Sordid Lives: It's a Drag!
Girls will be boys and boys will be girls, but that's only part of the mixed-up, muddled-up, shook-up world that is Sordid Lives: It's a Drag! The Who Wants Cake? production of Del Shores's Sordid Lives swaps genders across the board, with female roles played by men and male roles played by women, but whether it's even possible to further skew the already distorted and tawdry proceedings of one small Texas town is up for debate.
In a community where everybody knows everybody's business, the nightmare of losing a parent becomes even worse in light of the embarrassing details of her demise. Yes, sister, mother, grandmother, and scandalously uninhibited of late Peggy Ingram has suffered a truly saucy, lusty death, which sets off shock waves through her family and friends that forces them together and allows them to right longstanding wrongs. To explain the relationships among the dozen characters would require a flow chart which, if attempted, would probably buckle under its own weight and implode. However, Shores uses careful, corroborating exposition and liberal amounts of gossip to bring the viewer up to speed; in the moment, what needs to be understood comes across well.
There is plenty of comedy here in the sight of often garishly made up men swanning about in the fakest of wigs and boxy heels, as well as in a woman with briefs brazenly stuffed, but none of the performances stops short at this mimicry. These are not shrieking sitcom-drag sight gags, but characters with distinct and well-thought-out mannerisms, right down to their hilarious laughs. One of the show's funniest scenes pits institutionalized Brother Boy (Melissa Beckwith) against world's worst therapist Dr. Eve (Richard Payton), whose attempts to bully the gay out of her transvestite patient take an extreme turn. Co-directors Jamie Richards and Joe Plambeck double as performers; their characters literally hijack one scene with drunken enthusiasm, creating a hostage situation as funny as it is insane and misguided.
Yet as outlandish as the humor is, Shores allows for dramatic notes that take on surprising weight. Suzan M. Jacokes puts sad, eager atonement behind her deeply guilty Wardell, and Matt Naas takes judgmental, superior Latrelle and makes her protective and touching where she might have been merely shrill. As a bumper between scenes, grandson Ty (Christa Coulter) delivers revealing monologues to his New York therapist about his disconnect from the family and fear of coming out to them. Here, and in other key places, the drag element becomes more than a ploy for laughs: the characters' dissatisfaction with acting like something they're not is magnified through the lens of actors playing the opposite gender.

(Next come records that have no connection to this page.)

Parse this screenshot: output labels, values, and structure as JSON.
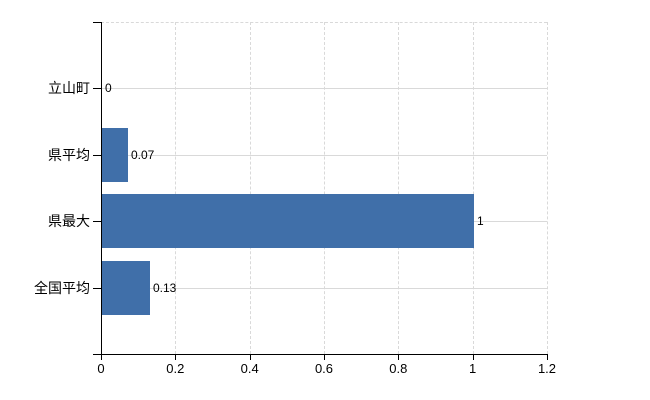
{
  "chart_data": {
    "type": "bar",
    "orientation": "horizontal",
    "title": "",
    "categories": [
      "立山町",
      "県平均",
      "県最大",
      "全国平均"
    ],
    "values": [
      0,
      0.07,
      1,
      0.13
    ],
    "value_labels": [
      "0",
      "0.07",
      "1",
      "0.13"
    ],
    "x_ticks": [
      "0",
      "0.2",
      "0.4",
      "0.6",
      "0.8",
      "1",
      "1.2"
    ],
    "x_tick_values": [
      0,
      0.2,
      0.4,
      0.6,
      0.8,
      1,
      1.2
    ],
    "xlim": [
      0,
      1.2
    ],
    "grid": true,
    "legend": false,
    "bar_color": "#406fa9",
    "gridline_color": "#d9d9d9",
    "axis_color": "#000000",
    "text_color": "#000000",
    "background": "#ffffff"
  }
}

Set and properties designer Michelle Becker has quite a few tricks up her sleeve, changing over the space from a modestly appointed living room to a bar to an especially macabre funeral with enough details to give each setting a complete feel. In addition to singing the play's theme song as Bitsy May, Vince Kelley does a bang-up job of costume design, going beyond "a dress, duh" to really style each distinct character. Lighting by Plambeck and Sweetie MacDonald gives a little coda to every scene that suits the script's collage-like feel. In all, the drag of this Sordid Lives isn't afraid to be funny, but goes for laughs on more than appearances alone. Even better, this gleefully trashy production reveals a pretty fine play beneath its falsies and mascara.